Cansino corrió con Mandaya a decirle del globo y éste, saltando de la silla en la oficina, ordenó a su gente:

-Bájenlo.

Entonces vino lo mejor. Los gatos cortaron cartucho, metieron dedo al gatillo y uno tras otro, dispararon, como en un acceso de hipo ensordecedor. Los tomateros asomaron de sus casamatas, temerosos de la balacera. Basilo, que andaba en el patio, buscó con los ojos a Hilario, que camino a la llave de agua se hacía el disimulado.

El globo se había ido, demasiado aprisa, demasiado lejos.

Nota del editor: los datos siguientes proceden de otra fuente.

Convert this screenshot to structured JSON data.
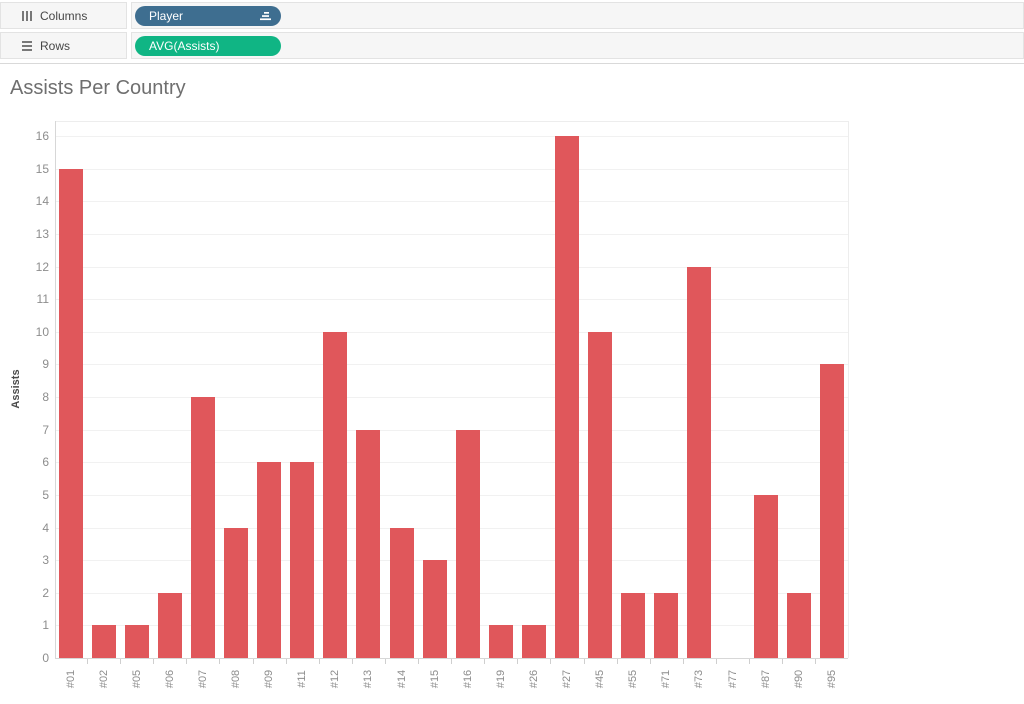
{
  "shelves": {
    "columns": {
      "label": "Columns",
      "pill": {
        "label": "Player",
        "sorted": true
      }
    },
    "rows": {
      "label": "Rows",
      "pill": {
        "label": "AVG(Assists)"
      }
    }
  },
  "colors": {
    "bar": "#e0575b",
    "dimension_pill": "#3e6e90",
    "measure_pill": "#10b584"
  },
  "chart_data": {
    "type": "bar",
    "title": "Assists Per Country",
    "xlabel": "",
    "ylabel": "Assists",
    "categories": [
      "#01",
      "#02",
      "#05",
      "#06",
      "#07",
      "#08",
      "#09",
      "#11",
      "#12",
      "#13",
      "#14",
      "#15",
      "#16",
      "#19",
      "#26",
      "#27",
      "#45",
      "#55",
      "#71",
      "#73",
      "#77",
      "#87",
      "#90",
      "#95"
    ],
    "values": [
      15,
      1,
      1,
      2,
      8,
      4,
      6,
      6,
      10,
      7,
      4,
      3,
      7,
      1,
      1,
      16,
      10,
      2,
      2,
      12,
      0,
      5,
      2,
      9
    ],
    "ylim": [
      0,
      16.5
    ],
    "yticks": [
      0,
      1,
      2,
      3,
      4,
      5,
      6,
      7,
      8,
      9,
      10,
      11,
      12,
      13,
      14,
      15,
      16
    ],
    "grid": "horizontal",
    "legend": "none",
    "bar_color": "#e0575b"
  }
}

Y a los gatos les faltaba pulso para un tiro tan difícil. Le saben tirar al bulto de un hombre o un venado, no a un punto rojo arriba del horizonte.

Mendaya sabía lo que podía significar. Ya había ocurrido en otros campos. Que a medio ciclo agrícola los tomateros sacaban denuncia de sus condiciones de trabajo, por medios originales como pichones de desierto amaestrados, papalotes y misteriosos contrabandos. Casi ningún mensaje alcanzaba destino, pero los pocos que sí provocaban cierto revuelo en los ministerios públicos allá en la costa, que enseguida se trasladaban al valle para hacéreselas cansada a los contratistas y alcanzar una iguala.

Peor si metían sus narices los de derechos humanos, que debían venir de Tijuana. Ya iban dos capataces detenidos (libres bajo fianza) y varios campos clausurados por el resto de la temporada. Eso era lo malo para los oaxaquitas. Que se quedaban sin trabajo. Aceptando el confinamiento y la explotación casi porfiriana aseguraban jornal, que fue a lo que vinieron. Y si denunciaban, la aplicación de justicia les quitaba el empleo. Luego acababan las faenas y se iban más al norte o de vuelta al sur. Ya pagados, se les olvidaba quejarse.

El globo de Hilario corrió con suerte a la primera. Un compartido regocijo inundó al centenar de tomateros presenciales ante la desesperación de Mendaya.. La certidumbre, un tanto absurda, de que el globo y su mensaje atinarían destinatario, hizo el día de Hilario echándose agua en la cara sucia de arena, y a Basilo le dio luz verde.